Anyway, make sure that you make an account to some site do not include any words that you use in password because hacker might use all info that they might see there.

To be in the safe side, I would rather change everything related to that account, because we all know that hackers is really one step ahead of us. I wouldn't mind doing everything in my power not to give any advantage to them. As @Lucius have shared, 2FA can really be breached, which is very scary to all of us. The OP is just lucky that he doesn't have any funds deposited on that account, otherwise it will be wipe out in a snap of a finger.

Yeah, why not to change everything related to his account if there are 3 attempts to his account that possible to be a hack.
Good thing there is 2FA added that a make strong our account security that not possible to hack by the evil people that want easy money to have.

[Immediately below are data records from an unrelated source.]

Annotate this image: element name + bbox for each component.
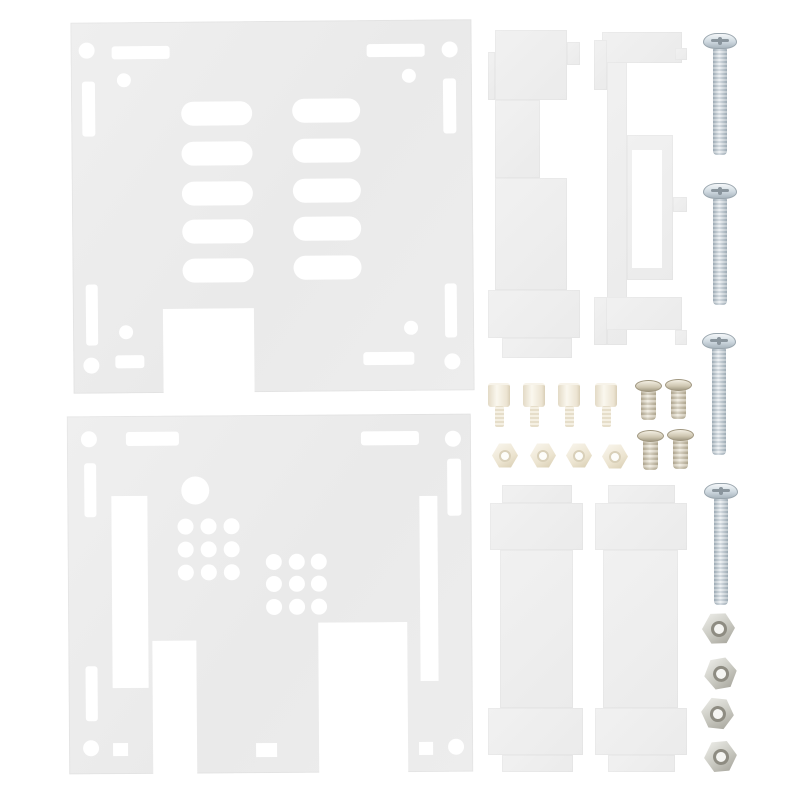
bottom-base-plate-slot: [84, 463, 96, 517]
top-cover-plate-hole: [79, 43, 95, 59]
bottom-base-plate-slot: [126, 432, 179, 446]
standoff-stud: [495, 406, 504, 427]
bottom-base-plate-slot: [86, 666, 98, 721]
nylon-nut: [602, 444, 628, 469]
bottom-base-plate-grid-hole: [288, 576, 304, 592]
side-panel-top-left: [495, 100, 540, 178]
bottom-base-plate-slot: [447, 459, 461, 516]
top-cover-plate-hole: [444, 353, 460, 369]
small-screw-head: [667, 429, 694, 441]
bottom-base-plate-slot: [419, 742, 433, 755]
standoff-body: [595, 383, 617, 407]
side-panel-bottom-left: [500, 550, 573, 708]
bottom-base-plate-slot: [361, 431, 419, 445]
small-screw-shank: [671, 389, 686, 419]
screw-shaft: [713, 47, 727, 155]
side-panel-bottom-right: [608, 755, 675, 772]
small-screw-head: [665, 379, 692, 391]
machine-screw: [703, 183, 739, 309]
top-cover-plate-slot: [292, 98, 360, 123]
machine-screw: [704, 483, 740, 609]
nylon-nut: [530, 443, 556, 468]
side-panel-bottom-right: [595, 503, 687, 550]
top-cover-plate-slot: [293, 255, 361, 280]
top-cover-plate-slot: [292, 138, 360, 163]
bottom-base-plate-slot: [256, 743, 277, 757]
top-cover-plate-slot: [182, 181, 253, 206]
hex-nut: [703, 740, 739, 774]
top-cover-plate-hole: [83, 358, 99, 374]
nut-hole: [709, 705, 727, 723]
machine-screw: [702, 333, 738, 459]
bottom-base-plate-grid-hole: [266, 576, 282, 592]
side-panel-top-right: [675, 330, 687, 345]
bottom-base-plate-grid-hole: [311, 598, 327, 614]
standoff-stud: [530, 406, 539, 427]
nut-hole: [711, 664, 730, 683]
nut-hole: [710, 620, 727, 637]
top-cover-plate-slot: [363, 352, 414, 365]
top-cover-plate-slot: [293, 178, 361, 203]
nylon-standoff: [488, 383, 510, 427]
top-cover-plate-slot: [86, 285, 99, 346]
side-panel-top-left: [488, 52, 495, 100]
hex-nut: [699, 696, 735, 730]
machine-screw: [703, 33, 739, 159]
top-cover-plate: [70, 19, 474, 393]
side-panel-top-right: [673, 197, 687, 212]
side-panel-top-left: [488, 290, 580, 338]
side-panel-bottom-right: [608, 485, 675, 503]
small-screw: [665, 379, 692, 421]
bottom-base-plate-hole: [83, 740, 99, 756]
bottom-base-plate-grid-hole: [223, 518, 239, 534]
bottom-base-plate-hole: [445, 431, 461, 447]
small-screw-head: [635, 380, 662, 392]
nylon-nut-hole: [499, 450, 511, 462]
top-cover-plate-slot: [182, 258, 253, 283]
bottom-base-plate-grid-hole: [311, 576, 327, 592]
standoff-body: [488, 383, 510, 407]
top-cover-plate-slot: [112, 46, 170, 60]
phillips-slot-icon: [719, 487, 723, 495]
small-screw: [667, 429, 694, 471]
hex-nut: [702, 655, 740, 691]
bottom-base-plate-grid-hole: [288, 553, 304, 569]
nylon-standoff: [558, 383, 580, 427]
hex-nut: [701, 612, 735, 644]
bottom-base-plate-hole: [448, 739, 464, 755]
small-screw-head: [637, 430, 664, 442]
bottom-base-plate-grid-hole: [200, 541, 216, 557]
nylon-nut-hole: [537, 450, 549, 462]
phillips-slot-icon: [718, 187, 722, 195]
nylon-standoff: [523, 383, 545, 427]
top-cover-plate-slot: [182, 219, 253, 244]
bottom-base-plate-grid-hole: [177, 541, 193, 557]
bottom-base-plate-grid-hole: [311, 553, 327, 569]
top-cover-plate-slot: [82, 82, 95, 137]
screw-shaft: [714, 497, 728, 605]
bottom-base-plate-grid-hole: [200, 564, 216, 580]
side-panel-bottom-left: [490, 503, 583, 550]
standoff-body: [523, 383, 545, 407]
top-cover-plate-slot: [115, 355, 144, 368]
small-screw: [637, 430, 664, 472]
small-screw-shank: [641, 390, 656, 420]
top-cover-plate-hole: [442, 41, 458, 57]
side-panel-top-left: [495, 178, 567, 290]
side-panel-bottom-left: [502, 755, 573, 772]
bottom-base-plate-grid-hole: [223, 541, 239, 557]
screw-shaft: [713, 197, 727, 305]
side-panel-bottom-right: [603, 550, 678, 708]
side-panel-bottom-left: [488, 708, 583, 755]
side-panel-top-left: [495, 30, 567, 100]
standoff-stud: [602, 406, 611, 427]
bottom-base-plate-slot: [152, 641, 197, 775]
phillips-slot-icon: [717, 337, 721, 345]
bottom-base-plate-slot: [111, 496, 148, 688]
bottom-base-plate-grid-hole: [223, 564, 239, 580]
top-cover-plate-slot: [181, 101, 252, 126]
side-panel-top-right: [602, 32, 682, 63]
side-panel-top-right: [594, 40, 607, 90]
side-panel-top-right: [675, 48, 687, 60]
nylon-nut-hole: [609, 451, 621, 463]
small-screw-shank: [643, 440, 658, 470]
small-screw-shank: [673, 439, 688, 469]
top-cover-plate-hole: [404, 321, 418, 335]
screw-shaft: [712, 347, 726, 455]
standoff-body: [558, 383, 580, 407]
top-cover-plate-slot: [445, 283, 457, 337]
nylon-standoff: [595, 383, 617, 427]
top-cover-plate-slot: [367, 44, 425, 58]
bottom-base-plate-grid-hole: [266, 553, 282, 569]
bottom-base-plate-grid-hole: [289, 598, 305, 614]
top-cover-plate-slot: [163, 308, 255, 395]
top-cover-plate-hole: [117, 73, 131, 87]
side-panel-top-right-cutout: [632, 150, 662, 268]
top-cover-plate-slot: [181, 141, 252, 166]
small-screw: [635, 380, 662, 422]
side-panel-top-right: [594, 297, 607, 345]
phillips-slot-icon: [718, 37, 722, 45]
bottom-base-plate-grid-hole: [200, 518, 216, 534]
bottom-base-plate-hole: [181, 476, 209, 504]
bottom-base-plate-grid-hole: [177, 518, 193, 534]
bottom-base-plate: [67, 414, 473, 775]
side-panel-bottom-left: [502, 485, 572, 503]
nylon-nut: [492, 443, 518, 468]
bottom-base-plate-grid-hole: [177, 564, 193, 580]
top-cover-plate-hole: [119, 325, 133, 339]
bottom-base-plate-hole: [81, 431, 97, 447]
nylon-nut-hole: [573, 450, 585, 462]
top-cover-plate-hole: [402, 69, 416, 83]
side-panel-top-right: [602, 297, 682, 330]
nut-hole: [712, 748, 729, 765]
side-panel-bottom-right: [595, 708, 687, 755]
top-cover-plate-slot: [293, 216, 361, 241]
standoff-stud: [565, 406, 574, 427]
top-cover-plate-slot: [443, 78, 456, 133]
nylon-nut: [566, 443, 592, 468]
bottom-base-plate-slot: [318, 622, 408, 774]
bottom-base-plate-slot: [113, 743, 128, 756]
side-panel-top-left: [567, 42, 580, 65]
bottom-base-plate-slot: [419, 496, 438, 681]
bottom-base-plate-grid-hole: [266, 598, 282, 614]
acrylic-case-kit-photo: [0, 0, 800, 800]
side-panel-top-left: [502, 338, 572, 358]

To OP, if I were in your place I change everything passwords and others just for sure.

[leowonderful]

2FA's about as good as you can get with the methods Skrill offers for account security, and I have yet to be hacked on any account with Google and Authy 2FA enabled.

In the future, try to not always use the same email address or password for signing up on websites, and if your email does show up on a site like https://haveibeenpwned.com/, change your password and make sure it's sufficiently long (I always use passwords longer than 15 characters). I get emails stating that some of my accounts on very old crypto services have been logged into from unusual IP addresses every now and then (the sites don't allow those IPs to login), and I change my passwords to something unique every time, and these alerts have almost completely stopped coming.